I bombardamenti americani e della “presunta” alleanza anti Isis, che comprende sauditi, Emirati Arabi ed il discusso Qatar (che da un lato sigla con gli Usa quella cheè la più grande commessa militare americana del 2014 e dall’altro finanzia Hamas e altri gruppi terroristici), hanno ridotto l’accesso al petrolio a circa 20 mila barili al giorno rispetto al picco dei 70 mila barili precedenti, secondo fonti IEA. In questo modo si è attenuata anche la possibilità di accesso alle raffinerie siriane nonché l’approvvigionamento ai gruppi sunniti islamisti più radicali che combattono sul territorio siriano. La fame di petrolio li ha spinti a reiterare attacchi contro Baiji, la più importante raffineria irachena sin dallo scorso giugno senza però mai riuscire a prenderne il controllo. L’oro nero viene venduto sottocosto e frutta ora circa 1 milione di dollari Usa al giorno, passa attraverso i confini siriani e viene smistato da corrieri e uomini d’affari turchi dalle parti di Besaslanad un prezzo di circa 35 dollari. Anche laddove son presenti gli uomini dell’FSA, il Free Syrian Army , una coalizione di combattenti vicini agli Usa, il passaggio è garantito e risolto via “provvigione” pagata dal corriere. Attualmente l’Isis controlla il 60% del petrolio prodotto in Siria ed altri giacimenti minori in Iraq ed oltre via Turchia distribuisce approvvigionamenti sul territorio occupati che ormai è grande quanto il Belgio e copre le necessità di oltre 8 milioni di cittadini sparsi tra Iraq e Siria.

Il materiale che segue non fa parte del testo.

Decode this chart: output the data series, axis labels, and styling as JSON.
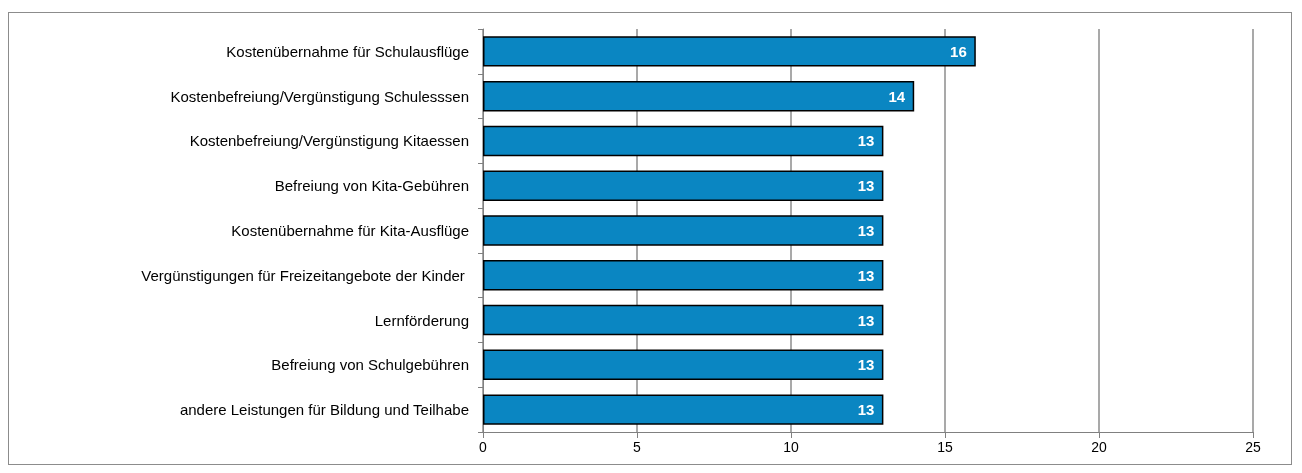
{
  "chart_data": {
    "type": "bar",
    "orientation": "horizontal",
    "categories": [
      "Kostenübernahme für Schulausflüge",
      "Kostenbefreiung/Vergünstigung Schulesssen",
      "Kostenbefreiung/Vergünstigung Kitaessen",
      "Befreiung von Kita-Gebühren",
      "Kostenübernahme für Kita-Ausflüge",
      "Vergünstigungen für Freizeitangebote der Kinder ",
      "Lernförderung",
      "Befreiung von Schulgebühren",
      "andere Leistungen für Bildung und Teilhabe"
    ],
    "values": [
      16,
      14,
      13,
      13,
      13,
      13,
      13,
      13,
      13
    ],
    "color": "#0a86c2",
    "xlim": [
      0,
      25
    ],
    "xticks": [
      0,
      5,
      10,
      15,
      20,
      25
    ],
    "grid": "x",
    "data_labels": true
  }
}
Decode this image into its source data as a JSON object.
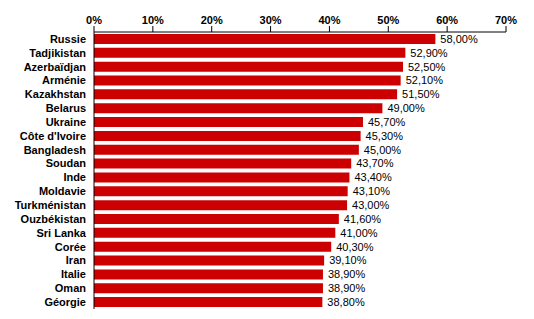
{
  "chart_data": {
    "type": "bar",
    "orientation": "horizontal",
    "categories": [
      "Russie",
      "Tadjikistan",
      "Azerbaïdjan",
      "Arménie",
      "Kazakhstan",
      "Belarus",
      "Ukraine",
      "Côte d'Ivoire",
      "Bangladesh",
      "Soudan",
      "Inde",
      "Moldavie",
      "Turkménistan",
      "Ouzbékistan",
      "Sri Lanka",
      "Corée",
      "Iran",
      "Italie",
      "Oman",
      "Géorgie"
    ],
    "values": [
      58.0,
      52.9,
      52.5,
      52.1,
      51.5,
      49.0,
      45.7,
      45.3,
      45.0,
      43.7,
      43.4,
      43.1,
      43.0,
      41.6,
      41.0,
      40.3,
      39.1,
      38.9,
      38.9,
      38.8
    ],
    "value_labels": [
      "58,00%",
      "52,90%",
      "52,50%",
      "52,10%",
      "51,50%",
      "49,00%",
      "45,70%",
      "45,30%",
      "45,00%",
      "43,70%",
      "43,40%",
      "43,10%",
      "43,00%",
      "41,60%",
      "41,00%",
      "40,30%",
      "39,10%",
      "38,90%",
      "38,90%",
      "38,80%"
    ],
    "color": "#cc0000",
    "xlim": [
      0,
      70
    ],
    "xticks": [
      {
        "value": 0,
        "label": "0%"
      },
      {
        "value": 10,
        "label": "10%"
      },
      {
        "value": 20,
        "label": "20%"
      },
      {
        "value": 30,
        "label": "30%"
      },
      {
        "value": 40,
        "label": "40%"
      },
      {
        "value": 50,
        "label": "50%"
      },
      {
        "value": 60,
        "label": "60%"
      },
      {
        "value": 70,
        "label": "70%"
      }
    ],
    "grid": false,
    "data_labels": true
  }
}
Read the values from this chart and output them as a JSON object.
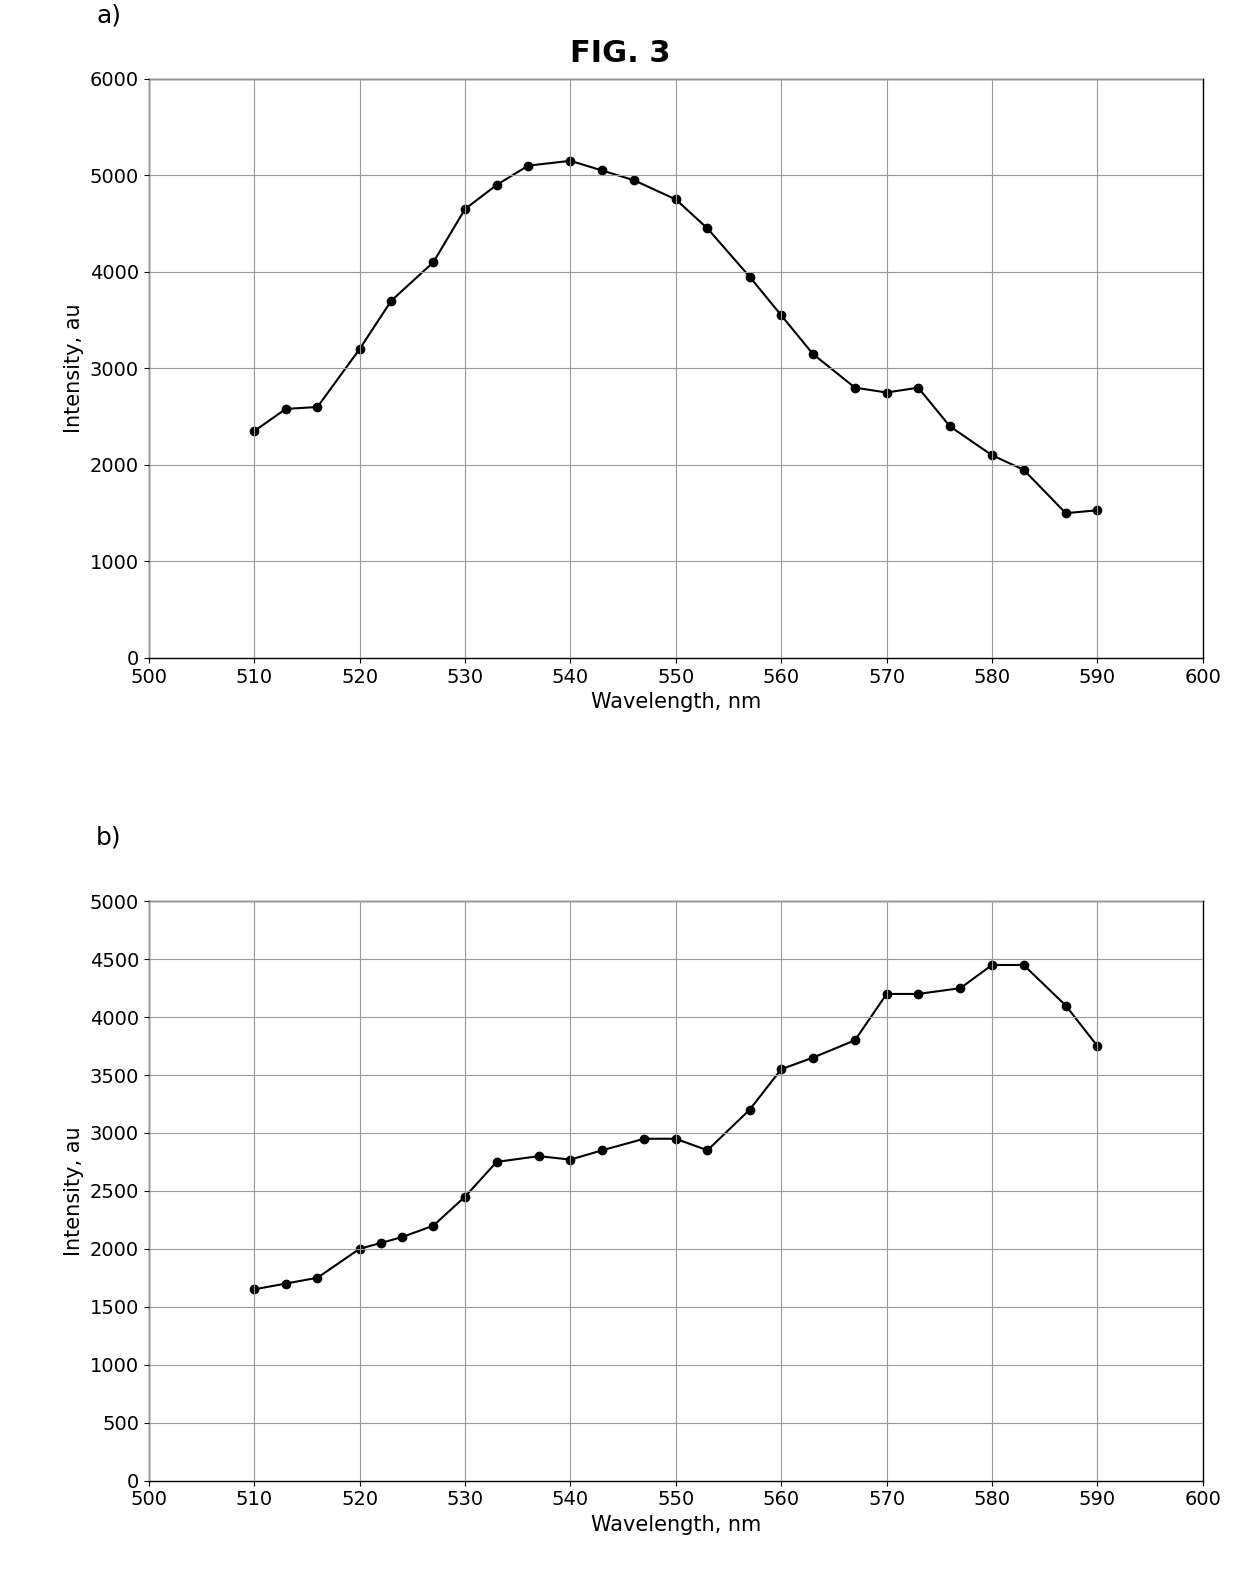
{
  "title": "FIG. 3",
  "subplot_a": {
    "label": "a)",
    "x": [
      510,
      513,
      516,
      520,
      523,
      527,
      530,
      533,
      536,
      540,
      543,
      546,
      550,
      553,
      557,
      560,
      563,
      567,
      570,
      573,
      576,
      580,
      583,
      587,
      590
    ],
    "y": [
      2350,
      2580,
      2600,
      3200,
      3700,
      4100,
      4650,
      4900,
      5100,
      5150,
      5050,
      4950,
      4750,
      4450,
      3950,
      3550,
      3150,
      2800,
      2750,
      2800,
      2400,
      2100,
      1950,
      1500,
      1530
    ],
    "xlabel": "Wavelength, nm",
    "ylabel": "Intensity, au",
    "xlim": [
      500,
      600
    ],
    "ylim": [
      0,
      6000
    ],
    "xticks": [
      500,
      510,
      520,
      530,
      540,
      550,
      560,
      570,
      580,
      590,
      600
    ],
    "yticks": [
      0,
      1000,
      2000,
      3000,
      4000,
      5000,
      6000
    ]
  },
  "subplot_b": {
    "label": "b)",
    "x": [
      510,
      513,
      516,
      520,
      522,
      524,
      527,
      530,
      533,
      537,
      540,
      543,
      547,
      550,
      553,
      557,
      560,
      563,
      567,
      570,
      573,
      577,
      580,
      583,
      587,
      590
    ],
    "y": [
      1650,
      1700,
      1750,
      2000,
      2050,
      2100,
      2200,
      2450,
      2750,
      2800,
      2770,
      2850,
      2950,
      2950,
      2850,
      3200,
      3550,
      3650,
      3800,
      4200,
      4200,
      4250,
      4450,
      4450,
      4100,
      3750
    ],
    "xlabel": "Wavelength, nm",
    "ylabel": "Intensity, au",
    "xlim": [
      500,
      600
    ],
    "ylim": [
      0,
      5000
    ],
    "xticks": [
      500,
      510,
      520,
      530,
      540,
      550,
      560,
      570,
      580,
      590,
      600
    ],
    "yticks": [
      0,
      500,
      1000,
      1500,
      2000,
      2500,
      3000,
      3500,
      4000,
      4500,
      5000
    ]
  },
  "line_color": "#000000",
  "marker": "o",
  "marker_size": 6,
  "line_width": 1.5,
  "background_color": "#ffffff",
  "grid_color": "#999999",
  "label_fontsize": 15,
  "tick_fontsize": 14,
  "title_fontsize": 22,
  "sublabel_fontsize": 18
}
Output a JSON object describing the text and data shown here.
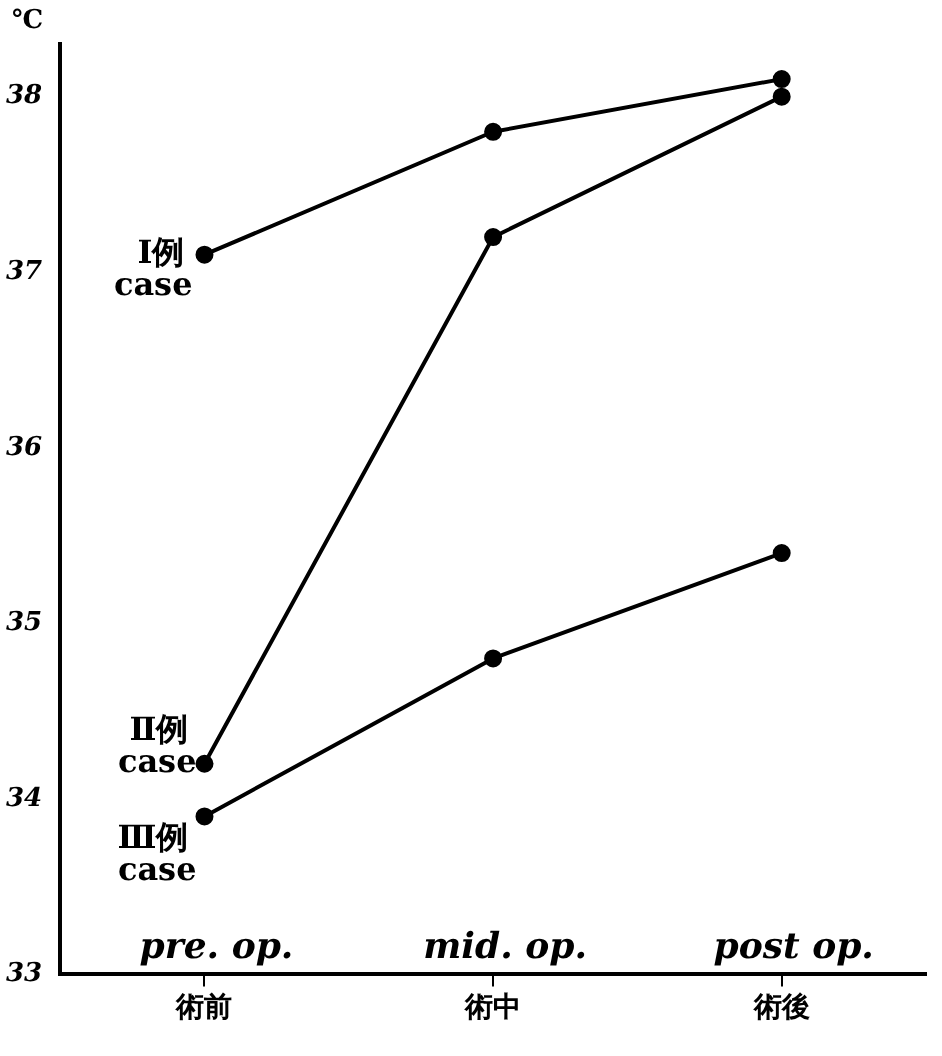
{
  "chart_data": {
    "type": "line",
    "ylabel": "℃",
    "categories": [
      "術前",
      "術中",
      "術後"
    ],
    "series": [
      {
        "name": "Ⅰ例 case",
        "color": "#000000",
        "values": [
          37.1,
          37.8,
          38.1
        ]
      },
      {
        "name": "Ⅱ例 case",
        "color": "#000000",
        "values": [
          34.2,
          37.2,
          38.0
        ]
      },
      {
        "name": "Ⅲ例 case",
        "color": "#000000",
        "values": [
          33.9,
          34.8,
          35.4
        ]
      }
    ],
    "annotations": [
      "pre. op.",
      "mid. op.",
      "post op."
    ],
    "ylim": [
      33,
      38.3
    ],
    "yticks": [
      33,
      34,
      35,
      36,
      37,
      38
    ],
    "grid": false,
    "legend": false,
    "marker": "circle",
    "line_style": "solid"
  }
}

Il punto di caduta di questo è che alla prossima riunione dell’Opec, l’organizzazione dei paesi produttori di petrolio, in calendario per il 27 novembre, i sauditi non accetteranno richieste di Venezuela, Iran e Nigeria di tagliare la produzione per far risalire i prezzi, che consentirebbe a questi ultimi di restare competitivi. Al contrario, i sauditi continueranno a difendere le loro posizioni di mercato negli Usa, mentre sui mercati internazionali oro e petrolio non sono più un bene rifugio. Anche per le società energetiche  si rende necessario alleggerire certe posizioni. Si calcola infatti che le energy companies Usa detengono il 15,4% dell’indice Barclays US Corporate High Yield Bond era solo il 5% nel 2005.